The hiring of Moore and Anderson comes as Republican lawmakers consider curtailing Hood’s powers to hire outside lawyers and control litigation for state agencies. That dispute stems from past suits by Hood and Moore that have resulted in big awards for Mississippi and big fees for private lawyers.

Email newsletter signup

“I have been working with former Supreme Court Justice Ruben Anderson and former Attorney General Mike Moore to assemble a team of lawyers and experts to quickly develop our economic damage model and calculate the economic loss to the state in the BP case,” Hood said in a statement released Tuesday. “I chose Justice Anderson, who has a reputation which is beyond reproach, for his gentlemanly negotiation skills and General Moore because of his experience in negotiating the largest settlement on behalf of the state in the nation’s history.”

Moore was Mississippi’s attorney general from 1988 to 2004. Anderson was Mississippi’s first black state Supreme Court justice, serving from 1985 to 1991.

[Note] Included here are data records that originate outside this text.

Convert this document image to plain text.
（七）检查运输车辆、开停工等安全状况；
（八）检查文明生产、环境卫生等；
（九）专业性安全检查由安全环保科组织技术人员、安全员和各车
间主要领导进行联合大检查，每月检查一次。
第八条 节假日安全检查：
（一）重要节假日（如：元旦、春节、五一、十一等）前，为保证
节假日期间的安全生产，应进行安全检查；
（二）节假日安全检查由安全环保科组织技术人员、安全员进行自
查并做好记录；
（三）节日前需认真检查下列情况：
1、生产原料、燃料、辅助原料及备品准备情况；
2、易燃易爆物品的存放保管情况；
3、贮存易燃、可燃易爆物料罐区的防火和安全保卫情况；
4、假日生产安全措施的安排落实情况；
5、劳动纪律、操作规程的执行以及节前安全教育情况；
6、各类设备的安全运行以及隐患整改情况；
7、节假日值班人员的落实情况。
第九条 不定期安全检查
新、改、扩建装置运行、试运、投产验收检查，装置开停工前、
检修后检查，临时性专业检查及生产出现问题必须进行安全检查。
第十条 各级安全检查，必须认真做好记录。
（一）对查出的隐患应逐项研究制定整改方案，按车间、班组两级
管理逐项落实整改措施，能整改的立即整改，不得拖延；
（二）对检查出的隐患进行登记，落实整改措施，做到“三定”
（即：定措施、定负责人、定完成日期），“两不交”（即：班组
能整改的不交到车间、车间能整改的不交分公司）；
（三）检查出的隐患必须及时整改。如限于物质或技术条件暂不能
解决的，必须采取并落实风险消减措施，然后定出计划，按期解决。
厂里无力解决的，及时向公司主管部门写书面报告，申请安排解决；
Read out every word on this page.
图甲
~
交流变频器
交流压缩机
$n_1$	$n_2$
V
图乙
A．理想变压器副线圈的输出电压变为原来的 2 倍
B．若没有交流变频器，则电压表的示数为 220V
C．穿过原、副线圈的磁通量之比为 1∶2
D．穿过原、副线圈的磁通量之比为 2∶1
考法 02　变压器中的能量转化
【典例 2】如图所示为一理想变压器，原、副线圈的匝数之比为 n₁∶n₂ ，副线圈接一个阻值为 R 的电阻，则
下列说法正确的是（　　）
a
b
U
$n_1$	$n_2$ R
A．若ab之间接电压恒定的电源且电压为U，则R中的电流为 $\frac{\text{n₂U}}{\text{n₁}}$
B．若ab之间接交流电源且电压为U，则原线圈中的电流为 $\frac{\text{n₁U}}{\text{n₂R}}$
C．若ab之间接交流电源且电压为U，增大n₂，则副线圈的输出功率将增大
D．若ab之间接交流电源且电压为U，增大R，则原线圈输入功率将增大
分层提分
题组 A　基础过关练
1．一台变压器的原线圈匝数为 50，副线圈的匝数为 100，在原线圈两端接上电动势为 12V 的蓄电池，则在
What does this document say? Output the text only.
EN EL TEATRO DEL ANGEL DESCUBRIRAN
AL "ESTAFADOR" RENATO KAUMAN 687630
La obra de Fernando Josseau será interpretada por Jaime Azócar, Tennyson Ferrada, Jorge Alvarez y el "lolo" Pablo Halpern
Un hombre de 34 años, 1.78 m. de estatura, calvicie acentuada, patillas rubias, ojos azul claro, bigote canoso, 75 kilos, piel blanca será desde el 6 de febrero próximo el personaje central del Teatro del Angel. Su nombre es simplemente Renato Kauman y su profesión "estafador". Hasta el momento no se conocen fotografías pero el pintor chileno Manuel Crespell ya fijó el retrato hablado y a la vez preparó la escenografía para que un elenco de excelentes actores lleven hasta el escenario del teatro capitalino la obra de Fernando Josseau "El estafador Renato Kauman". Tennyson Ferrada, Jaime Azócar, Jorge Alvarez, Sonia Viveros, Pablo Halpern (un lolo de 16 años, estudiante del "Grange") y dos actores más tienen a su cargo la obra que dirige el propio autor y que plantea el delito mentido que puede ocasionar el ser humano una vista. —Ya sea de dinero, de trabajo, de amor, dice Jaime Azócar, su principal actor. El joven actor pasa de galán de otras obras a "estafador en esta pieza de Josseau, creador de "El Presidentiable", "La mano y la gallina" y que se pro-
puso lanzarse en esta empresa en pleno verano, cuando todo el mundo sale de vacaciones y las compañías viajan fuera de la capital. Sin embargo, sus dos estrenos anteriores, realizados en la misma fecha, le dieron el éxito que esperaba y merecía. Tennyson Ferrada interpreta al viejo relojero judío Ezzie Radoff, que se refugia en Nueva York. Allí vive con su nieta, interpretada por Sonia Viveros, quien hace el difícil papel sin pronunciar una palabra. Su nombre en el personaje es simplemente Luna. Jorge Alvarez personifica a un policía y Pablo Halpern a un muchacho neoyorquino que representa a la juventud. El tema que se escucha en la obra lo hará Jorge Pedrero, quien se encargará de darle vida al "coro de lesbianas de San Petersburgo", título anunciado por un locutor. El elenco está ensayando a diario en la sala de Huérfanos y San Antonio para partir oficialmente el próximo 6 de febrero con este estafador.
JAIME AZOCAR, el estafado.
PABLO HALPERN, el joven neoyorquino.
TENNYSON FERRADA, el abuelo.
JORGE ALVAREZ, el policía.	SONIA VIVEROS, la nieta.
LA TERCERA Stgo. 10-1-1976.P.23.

Hood said he had also hired New Orleans-based Legier & Co., a forensic accounting firm, to help Mississippi develop its economic damage model. He said the firm is working with Florida and Louisiana in a similar capacity and “has extensive experience in connection with BP oil spill claims.”

Mississippi has never formally sued BP over the Macondo well blowout, but is expected to engage in settlement talks along with other Gulf states.

The British oil giant recently reached a multibillion settlement with lawyers representing more than 100,000 individuals and businesses who said they lost money or were otherwise harmed by the largest oil spill in American history. BP said it expects to pay out $7.8 billion in the settlement, but plaintiffs’ attorneys say the deal is uncapped.

Following the settlement, the focus has turned to state claims for lost tax revenues and other damages.

The settlement that Moore negotiated followed a lawsuit that the then-attorney general launched against the major tobacco companies in 1994 by hiring Richard “Dickie” Scruggs. Mississippi settled its litigation in 1997 for an estimated $4.1 billion over time. Much of the money received so far has been used to prop up the state budget in the current recession. Scruggs and affiliated lawyers are supposed to rake in nealy a billion in fees over time, stemming from the overall national settlement of $248 billion. Scruggs was sentenced to federal prison and disbarred over a legal fee dispute related to Hurricane Katrina litigation, but he’s currently trying to have the conviction overturned.

Republicans have been critical of private lawyers who have grown rich on fees from state litigation. The House and the Senate have passed versions of bills to limit Hood’s power in the current session. Hood claims those bills are unconstitutional infringements on his position as the state’s chief legal officer and notes that he is already posting contracts with outside lawyers. Advocates of the bills say the changes are needed to make sure that the public can see contracts

Hood said that the three-page contract he signed with Moore and Anderson will pay them on a contingency fee, based on how much they win for the state. He said that the lawyers agreed to first seek payment directly from BP and any other plaintiffs, so as to not cut into the state’s share. If that fails, the lawyers will propose fees that a judge must agree to.